Big Screen Berkeley: ‘The Girl Without Hands’

The Girl Without Hands (with hands)

Over the past few years distributor Gkids has brought some outstanding animated features to American screens, including A Town Called Panic, April and the Extraordinary World, and The Rabbi’s Cat. I was a little less enthusiastic about My Entire High School Sinking Into the Sea, but GKids has an enviable record — they’ve released nine Oscar-nominated films in the last six years.

In other words, they know their onions – and I’d wager that, once Academy voters cast their peepers on La jeune fille sans mains (The Girl Without Hands), that record is likely to improve to ten in seven. Opening at San Francisco’s Roxie Theater on Friday, Sept. 15 (no East Bay dates are currently scheduled) it’s a timeless, beautifully told story that will appeal to older children and adults in equal measure.

Based on Jacob and Wilhelm Grimm’s fairy tale ‘Das Mädchen ohne Hände’, director Sébastien Laudenbach’s film uses a unique mixture of line animation and impressionistic oil painting. Relying on a bold and unusual color scheme (primarily deep reds, greens, yellows, and purples), The Girl Without Hands appears deceptively simple – there are many frames in which little or nothing happens – but is surely the result of painstaking labor.

In accord with its genesis, Laudenbach’s film has a rather grim tale to relate. A miller and his family live in rural poverty, surviving on the apples grown behind their house and the water that flows in front. When drought strikes, their already tenuous circumstances worsen considerably.


Salvation seems at hand when an elderly stranger makes the miller an offer he can’t refuse: in exchange for “what’s behind your mill”, he will give the family wealth sufficient for the rest of their lives. A deal is struck, but the miller has forgotten that his daughter enjoys reclining in the apple tree’s broad branches.

A deal is a deal, though, and once the shape-shifting villain – likely the Devil himself – fulfills his end of the bargain he returns to claim his prize. Balking at the girl’s cleanliness, the Evil One demands she stop bathing; eager to cooperate, the miller chops off her hands. Thanks, Dad!

The unhappy lass flees and meets a handsome prince, who promptly takes her in, equips her with a pair of solid gold hands (which, as it turns out, are not particularly useful), and pops a bun in her oven before departing for battle. The Devil, meanwhile, remains on her trail in the form of a wicked red-eyed pig, postponing any happy endings.

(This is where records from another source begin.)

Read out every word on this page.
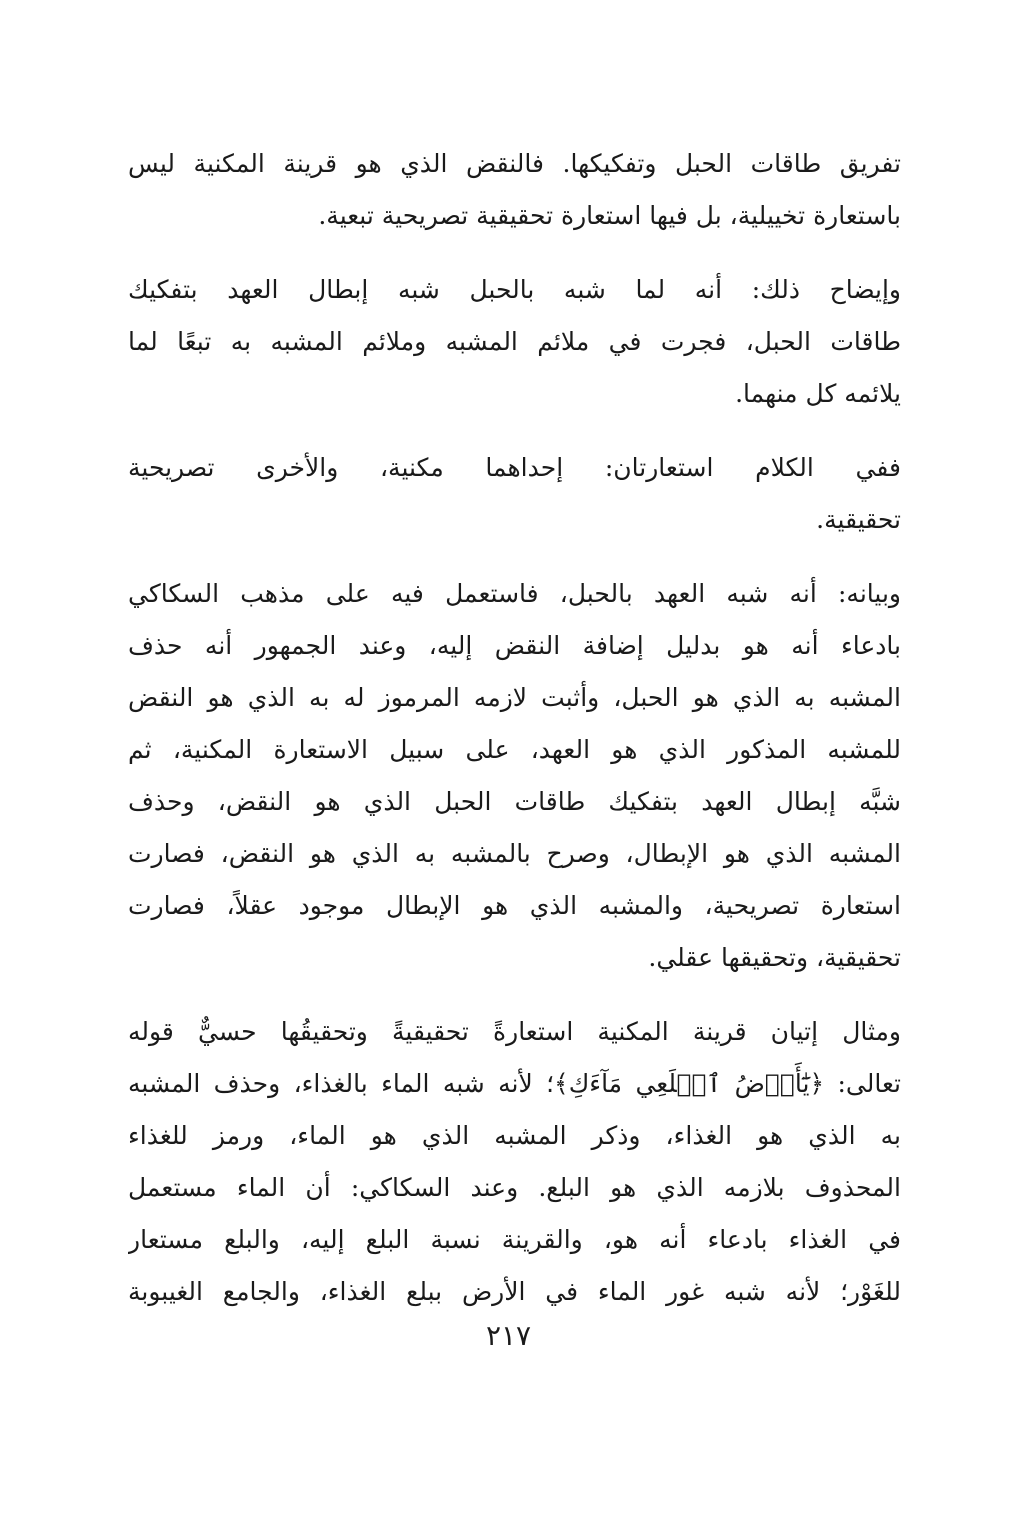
تفريق طاقات الحبل وتفكيكها. فالنقض الذي هو قرينة المكنية ليس
باستعارة تخييلية، بل فيها استعارة تحقيقية تصريحية تبعية.
وإيضاح ذلك: أنه لما شبه بالحبل شبه إبطال العهد بتفكيك
طاقات الحبل، فجرت في ملائم المشبه وملائم المشبه به تبعًا لما
يلائمه كل منهما.
ففي الكلام استعارتان: إحداهما مكنية، والأخرى تصريحية
تحقيقية.
وبيانه: أنه شبه العهد بالحبل، فاستعمل فيه على مذهب السكاكي
بادعاء أنه هو بدليل إضافة النقض إليه، وعند الجمهور أنه حذف
المشبه به الذي هو الحبل، وأثبت لازمه المرموز له به الذي هو النقض
للمشبه المذكور الذي هو العهد، على سبيل الاستعارة المكنية، ثم
شبَّه إبطال العهد بتفكيك طاقات الحبل الذي هو النقض، وحذف
المشبه الذي هو الإبطال، وصرح بالمشبه به الذي هو النقض، فصارت
استعارة تصريحية، والمشبه الذي هو الإبطال موجود عقلاً، فصارت
تحقيقية، وتحقيقها عقلي.
ومثال إتيان قرينة المكنية استعارةً تحقيقيةً وتحقيقُها حسيٌّ قوله
تعالى: ﴿يَٰٓأَرۡضُ ٱبۡلَعِي مَآءَكِ﴾؛ لأنه شبه الماء بالغذاء، وحذف المشبه
به الذي هو الغذاء، وذكر المشبه الذي هو الماء، ورمز للغذاء
المحذوف بلازمه الذي هو البلع. وعند السكاكي: أن الماء مستعمل
في الغذاء بادعاء أنه هو، والقرينة نسبة البلع إليه، والبلع مستعار
للغَوْر؛ لأنه شبه غور الماء في الأرض ببلع الغذاء، والجامع الغيبوبة
٢١٧
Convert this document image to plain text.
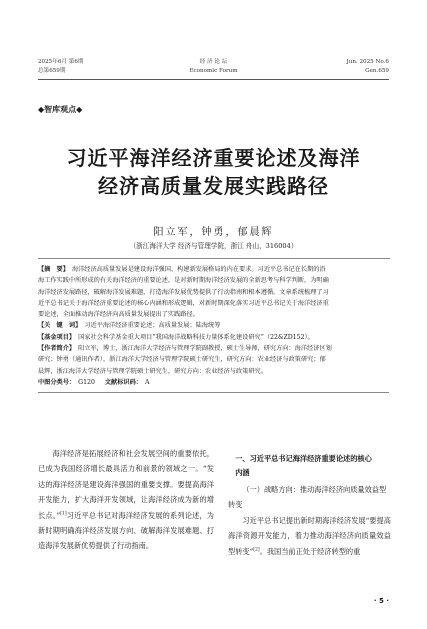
2025年6月 第6期
总第659期
经 济 论 坛
Economic Forum
Jun. 2025 No.6
Gen.659
◆智库观点◆
习近平海洋经济重要论述及海洋
经济高质量发展实践路径
阳立军，钟勇，郁晨辉
（浙江海洋大学 经济与管理学院，浙江 舟山，316004）
【摘　要】 海洋经济高质量发展是建设海洋强国、构建新发展格局的内在要求。习近平总书记在长期的沿
海工作实践中所形成的有关海洋经济的重要论述，是对新时期海洋经济发展的全新思考与科学判断，为明确
海洋经济发展路径，破解海洋发展难题，打造海洋发展优势提供了行动指南和根本遵循。文章系统梳理了习
近平总书记关于海洋经济重要论述的核心内涵和形成逻辑，对新时期深化落实习近平总书记关于海洋经济重
要论述，全面推动海洋经济向高质量发展提出了实践路径。
【关　键　词】 习近平海洋经济重要论述；高质量发展；陆海统筹
【基金项目】 国家社会科学基金重大项目“我国海洋战略科技力量体系化建设研究”（22&ZD152）。
【作者简介】 阳立军，博士，浙江海洋大学经济与管理学院副教授，硕士生导师，研究方向：海洋经济区划
研究；钟勇（通讯作者），浙江海洋大学经济与管理学院硕士研究生，研究方向：农业经济与政策研究；郁
晨辉，浙江海洋大学经济与管理学院硕士研究生，研究方向：农业经济与政策研究。
中图分类号： G120 文献标识码： A

海洋经济是拓展经济和社会发展空间的重要依托，已成为我国经济增长最具活力和前景的领域之一。“发达的海洋经济是建设海洋强国的重要支撑。要提高海洋开发能力，扩大海洋开发领域，让海洋经济成为新的增长点。”[1]习近平总书记对海洋经济发展的系列论述，为新时期明确海洋经济发展方向、破解海洋发展难题、打造海洋发展新优势提供了行动指南。

一、习近平总书记海洋经济重要论述的核心
内涵
（一）战略方向：推动海洋经济向质量效益型转变

习近平总书记提出新时期海洋经济发展“要提高海洋资源开发能力，着力推动海洋经济向质量效益型转变”[2]。我国当前正处于经济转型的重

· 5 ·
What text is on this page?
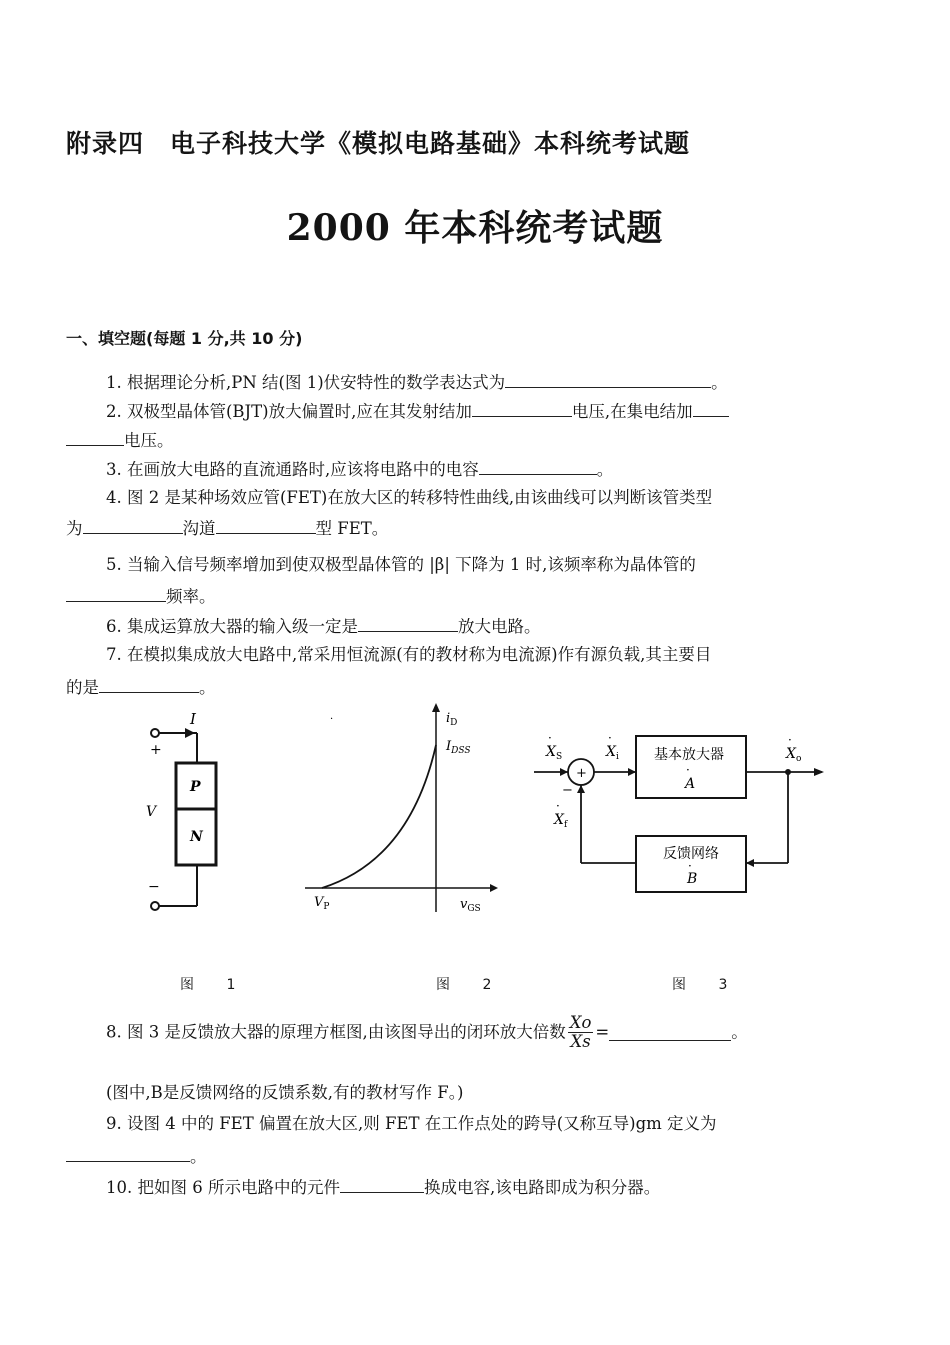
附录四　电子科技大学《模拟电路基础》本科统考试题
2000 年本科统考试题
一、填空题(每题 1 分,共 10 分)
1. 根据理论分析,PN 结(图 1)伏安特性的数学表达式为	。
2. 双极型晶体管(BJT)放大偏置时,应在其发射结加	电压,在集电结加
电压。
3. 在画放大电路的直流通路时,应该将电路中的电容	。
4. 图 2 是某种场效应管(FET)在放大区的转移特性曲线,由该曲线可以判断该管类型
为	沟道	型 FET。
5. 当输入信号频率增加到使双极型晶体管的 |β| 下降为 1 时,该频率称为晶体管的
频率。
6. 集成运算放大器的输入级一定是	放大电路。
7. 在模拟集成放大电路中,常采用恒流源(有的教材称为电流源)作有源负载,其主要目
的是	。
I
+
P
N
V
−
图 1
$i_D$
$I_{DSS}$
$V_P$	$v_{GS}$
·
图 2
+
−
基本放大器
A
·
反馈网络
B
·
$X_S$
·
$X_i$
·
$X_o$
·
$X_f$
·
图 3
8. 图 3 是反馈放大器的原理方框图,由该图导出的闭环放大倍数 $\frac{Xo}{Xs}$ =	。
(图中,B是反馈网络的反馈系数,有的教材写作 F。)
9. 设图 4 中的 FET 偏置在放大区,则 FET 在工作点处的跨导(又称互导)gm 定义为
。
10. 把如图 6 所示电路中的元件	换成电容,该电路即成为积分器。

In addition to its gorgeous animation, The Girl Without Hands benefits from a noteworthy score by Olivier Messano. Reflecting the influences of Pascal Comelade and The Durutti Column with a pinch of Toru Takemitsu, Messano’s composition is minimal but effective, blending melodic electric guitar tones with dissonant percussion. It’s perfect.

It must be said that this is not a film for small children: in addition to its somewhat abstract animation, The Girl Without Hands features urination, defecation, full frontal nudity, and (of course) hand chopping that might be difficult to explain to the little ones. Everyone else will be fine.